Good thing to have the appointment pressing because otherwise I would have given up miles ago and ridden home. But no. Knowing I have to finish it and can’t just give up it is somehow embarrassingly thrilling to know that I am going to do this feat and only when I am finished can I stop pumping the pedals and rest. And I get there late but well in time because of the back log and the doctor tells me what I knew and does some simple tests and affirms the current treatment regime and gives me some more exercises and encourages me to wear my brace constantly. See me in six weeks. After Christmas. I contemplate the return home on the saddle and a nano-second later call Nate and ask him to come fetch me since he had offered and by now my arse has fallen off.

So I sit in the pub next to the doctor’s room and have whiskey to warm up since the waterproof clothing I have has no ventilation system so my clothes are soaked (as wet as rained on) with sweat. I order a beer. Just sommer. Then some chips. Fries. Nate arrives I buy him an Irish coffee and we set off with the bike in the boot and a long forgotten combination of endorphin and beer in my bloodstream which is very relaxing and can tend to lean one towards becoming philosophical and quietly contemplative. We pick up Keisha’s brother and go to REI (recreational gear shop). Oooohh nice toys for a person there. I buy a laptop back pack. And drool over so much else.

Then home and its midday or maybe two so I have deep and hot bath and warm up. Another beer and some of the broccoli and mushroom and chilli and ginger and onion and red pepper smush I prepared yesterday. And then under the duvet with food and beer and George Carlin. Soon (laughing) I fall asleep. And wake up and look at the clock and its 6.30. My god what an amazing sleep; all through the afternoon and through the night. Must reset the alarm for 8.30 to call Janet. Then can’t get back to sleep. Its raining still and the clouds really make it dark for this time in the morning. Never mind try and sleep again. Up at 8.00. My god the clouds are heavy; its even darker than before. Still can’t sleep so oh what the hell I’ll get some breakfast and so do and sit in bed and eat cereal and contemplate the end of the weekend and this the first work day of the last week. Then nine oclock comes along and I skype home and as Janet answers I realize that its 7.00 in the morning there and 9.00 in the evening here. I slept so soundly and then woke up at 6.30 in the evening and thought it was the morning. So now I have another free evening before the weekend is over. I celebrate with a glass of wine and some more food. And back to bed. Home in a few days.

have been keeping our heads down and heading for the up coming dark when I am going home for a week so I have been pretty much focussed on that. also kind of sick of the sound of my own voice rabbitting on about this place. hence the silence. also under contract i am restricted from bringing Cirque into disrepute or ridicule so can’t really say much about the Company either… am reading The Shock Doctine and watching The Corporation oh dear oh dear. otherwise we are both well strong. twenty two shows to go before the dark, then a few days with matthew and Bridget and Isabel and Stella and janet in Cape Town then Janet and I drive to Grahamstown for a week and then mid December Janet and I fly back here. JB here until late March so a whole new phase of the adventure will be launched… loving cycling and our friends Nate and Keish. hanging in.

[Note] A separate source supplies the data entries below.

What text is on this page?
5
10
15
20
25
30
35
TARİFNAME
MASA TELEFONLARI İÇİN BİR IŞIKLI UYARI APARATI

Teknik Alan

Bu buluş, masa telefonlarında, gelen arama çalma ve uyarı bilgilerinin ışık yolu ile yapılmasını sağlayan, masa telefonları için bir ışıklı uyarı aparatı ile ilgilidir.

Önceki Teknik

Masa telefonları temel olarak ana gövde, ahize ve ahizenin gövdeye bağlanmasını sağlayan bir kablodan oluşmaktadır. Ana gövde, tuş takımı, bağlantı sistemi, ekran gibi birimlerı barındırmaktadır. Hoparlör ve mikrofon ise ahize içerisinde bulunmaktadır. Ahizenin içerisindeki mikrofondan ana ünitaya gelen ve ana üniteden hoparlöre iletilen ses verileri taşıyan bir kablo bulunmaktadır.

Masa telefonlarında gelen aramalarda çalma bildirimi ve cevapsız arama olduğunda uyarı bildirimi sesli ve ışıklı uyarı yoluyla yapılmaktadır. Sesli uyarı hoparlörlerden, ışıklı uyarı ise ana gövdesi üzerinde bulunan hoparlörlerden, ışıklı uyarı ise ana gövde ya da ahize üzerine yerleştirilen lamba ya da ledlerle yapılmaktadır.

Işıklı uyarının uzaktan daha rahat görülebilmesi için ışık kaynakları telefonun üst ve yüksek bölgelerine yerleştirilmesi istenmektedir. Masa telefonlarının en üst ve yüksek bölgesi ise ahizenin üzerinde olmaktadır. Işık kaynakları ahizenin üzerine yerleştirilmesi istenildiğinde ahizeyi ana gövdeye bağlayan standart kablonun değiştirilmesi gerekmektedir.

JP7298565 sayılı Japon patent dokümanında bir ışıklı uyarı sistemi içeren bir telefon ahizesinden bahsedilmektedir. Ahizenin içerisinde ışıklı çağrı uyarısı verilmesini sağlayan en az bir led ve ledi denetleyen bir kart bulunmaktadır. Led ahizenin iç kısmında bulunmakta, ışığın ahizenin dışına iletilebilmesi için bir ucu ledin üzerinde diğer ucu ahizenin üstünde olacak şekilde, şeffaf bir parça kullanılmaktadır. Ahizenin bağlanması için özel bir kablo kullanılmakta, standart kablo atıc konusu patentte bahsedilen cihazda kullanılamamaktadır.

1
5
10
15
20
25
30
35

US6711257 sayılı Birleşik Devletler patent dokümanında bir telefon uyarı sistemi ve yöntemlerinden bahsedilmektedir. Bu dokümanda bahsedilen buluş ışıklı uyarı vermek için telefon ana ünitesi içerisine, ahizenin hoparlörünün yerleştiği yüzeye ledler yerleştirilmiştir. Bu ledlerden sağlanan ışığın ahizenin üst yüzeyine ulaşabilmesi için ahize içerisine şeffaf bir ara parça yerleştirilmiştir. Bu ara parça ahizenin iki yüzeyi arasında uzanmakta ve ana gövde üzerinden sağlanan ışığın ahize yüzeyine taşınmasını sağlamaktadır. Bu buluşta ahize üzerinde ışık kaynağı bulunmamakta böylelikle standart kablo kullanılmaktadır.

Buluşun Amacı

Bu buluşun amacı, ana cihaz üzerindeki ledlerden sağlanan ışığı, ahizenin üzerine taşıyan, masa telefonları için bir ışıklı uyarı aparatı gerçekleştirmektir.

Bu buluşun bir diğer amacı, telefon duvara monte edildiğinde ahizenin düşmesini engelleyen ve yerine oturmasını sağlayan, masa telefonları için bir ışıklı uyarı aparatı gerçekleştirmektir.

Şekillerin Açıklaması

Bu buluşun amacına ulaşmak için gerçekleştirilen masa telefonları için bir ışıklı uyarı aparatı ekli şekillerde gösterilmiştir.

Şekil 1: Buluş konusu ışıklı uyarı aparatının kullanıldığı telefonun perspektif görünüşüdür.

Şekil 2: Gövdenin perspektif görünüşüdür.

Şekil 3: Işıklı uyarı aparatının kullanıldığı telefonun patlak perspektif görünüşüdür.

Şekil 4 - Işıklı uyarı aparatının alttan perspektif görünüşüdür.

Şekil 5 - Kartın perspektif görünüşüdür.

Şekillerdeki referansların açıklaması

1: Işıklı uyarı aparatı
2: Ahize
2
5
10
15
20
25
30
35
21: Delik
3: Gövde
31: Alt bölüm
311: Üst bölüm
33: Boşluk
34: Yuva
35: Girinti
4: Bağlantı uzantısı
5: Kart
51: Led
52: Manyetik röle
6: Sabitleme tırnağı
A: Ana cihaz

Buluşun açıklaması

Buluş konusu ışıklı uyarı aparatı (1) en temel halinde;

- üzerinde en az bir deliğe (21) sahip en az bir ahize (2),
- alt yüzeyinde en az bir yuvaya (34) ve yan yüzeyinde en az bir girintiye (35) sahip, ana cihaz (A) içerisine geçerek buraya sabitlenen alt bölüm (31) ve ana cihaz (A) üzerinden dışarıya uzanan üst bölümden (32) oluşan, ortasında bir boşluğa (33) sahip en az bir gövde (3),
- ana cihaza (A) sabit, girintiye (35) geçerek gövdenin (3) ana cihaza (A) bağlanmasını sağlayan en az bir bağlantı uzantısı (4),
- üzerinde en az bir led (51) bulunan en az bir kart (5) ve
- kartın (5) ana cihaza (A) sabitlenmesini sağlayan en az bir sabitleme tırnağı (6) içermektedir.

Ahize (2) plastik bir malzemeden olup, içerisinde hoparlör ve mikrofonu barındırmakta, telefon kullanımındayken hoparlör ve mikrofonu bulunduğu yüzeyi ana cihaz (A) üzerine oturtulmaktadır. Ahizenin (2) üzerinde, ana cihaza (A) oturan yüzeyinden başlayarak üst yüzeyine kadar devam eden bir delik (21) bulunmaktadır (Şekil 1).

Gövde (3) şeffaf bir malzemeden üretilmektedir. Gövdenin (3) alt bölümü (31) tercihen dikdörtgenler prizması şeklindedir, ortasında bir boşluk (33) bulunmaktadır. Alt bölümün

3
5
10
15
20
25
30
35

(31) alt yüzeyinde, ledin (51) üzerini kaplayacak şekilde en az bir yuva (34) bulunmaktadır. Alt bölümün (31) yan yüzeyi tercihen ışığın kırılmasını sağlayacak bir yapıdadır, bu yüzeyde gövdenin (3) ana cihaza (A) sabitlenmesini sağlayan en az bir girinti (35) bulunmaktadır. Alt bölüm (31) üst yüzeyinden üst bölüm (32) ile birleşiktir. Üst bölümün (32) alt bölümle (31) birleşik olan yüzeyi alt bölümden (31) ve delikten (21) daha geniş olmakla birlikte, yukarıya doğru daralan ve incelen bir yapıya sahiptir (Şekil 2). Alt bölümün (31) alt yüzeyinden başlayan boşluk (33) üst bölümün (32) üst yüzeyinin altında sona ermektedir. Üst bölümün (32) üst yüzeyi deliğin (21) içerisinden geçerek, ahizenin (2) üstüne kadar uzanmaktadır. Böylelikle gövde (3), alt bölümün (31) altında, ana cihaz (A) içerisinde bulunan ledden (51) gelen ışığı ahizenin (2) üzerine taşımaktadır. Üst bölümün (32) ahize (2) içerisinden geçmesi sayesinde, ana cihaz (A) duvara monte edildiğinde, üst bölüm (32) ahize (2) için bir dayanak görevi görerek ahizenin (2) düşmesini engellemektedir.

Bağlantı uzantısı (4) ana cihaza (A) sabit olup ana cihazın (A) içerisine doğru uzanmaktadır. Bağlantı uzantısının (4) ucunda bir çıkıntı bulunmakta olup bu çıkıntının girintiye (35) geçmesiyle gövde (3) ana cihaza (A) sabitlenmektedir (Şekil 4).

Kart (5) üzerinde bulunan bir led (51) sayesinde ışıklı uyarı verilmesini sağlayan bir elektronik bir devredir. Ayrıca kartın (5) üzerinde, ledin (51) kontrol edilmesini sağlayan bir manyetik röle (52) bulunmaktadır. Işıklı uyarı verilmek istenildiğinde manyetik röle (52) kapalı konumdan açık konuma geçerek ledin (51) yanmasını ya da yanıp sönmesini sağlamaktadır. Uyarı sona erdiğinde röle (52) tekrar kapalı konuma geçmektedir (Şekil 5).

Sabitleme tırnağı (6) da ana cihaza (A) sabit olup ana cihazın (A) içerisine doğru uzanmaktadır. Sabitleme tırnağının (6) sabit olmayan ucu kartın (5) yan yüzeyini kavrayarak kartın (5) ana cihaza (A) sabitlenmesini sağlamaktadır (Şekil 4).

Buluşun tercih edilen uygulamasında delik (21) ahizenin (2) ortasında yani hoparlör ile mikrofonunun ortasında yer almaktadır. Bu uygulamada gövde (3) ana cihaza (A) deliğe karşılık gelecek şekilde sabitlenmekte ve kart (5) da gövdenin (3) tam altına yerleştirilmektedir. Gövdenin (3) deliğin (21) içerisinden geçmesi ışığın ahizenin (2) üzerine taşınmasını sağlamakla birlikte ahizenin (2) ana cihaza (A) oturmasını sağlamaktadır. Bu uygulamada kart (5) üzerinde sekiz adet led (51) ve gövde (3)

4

Ok. So. Been silent for a while. The elections here are cause for much celebration. The company has been in the throes of artistic evaluations and renewal negotiations which are always cause for a tense time. And about which I will tell you some other time. The routine continues. My injuries to elbows are slowly healing and I am going home for a week in December and I am counting the days. More on our weekend. Winter is coming to Vegas and the weather is actually quite cold sometimes. I have fallen in love with cycling. Well there are few hills here so who wouldn’t. More later.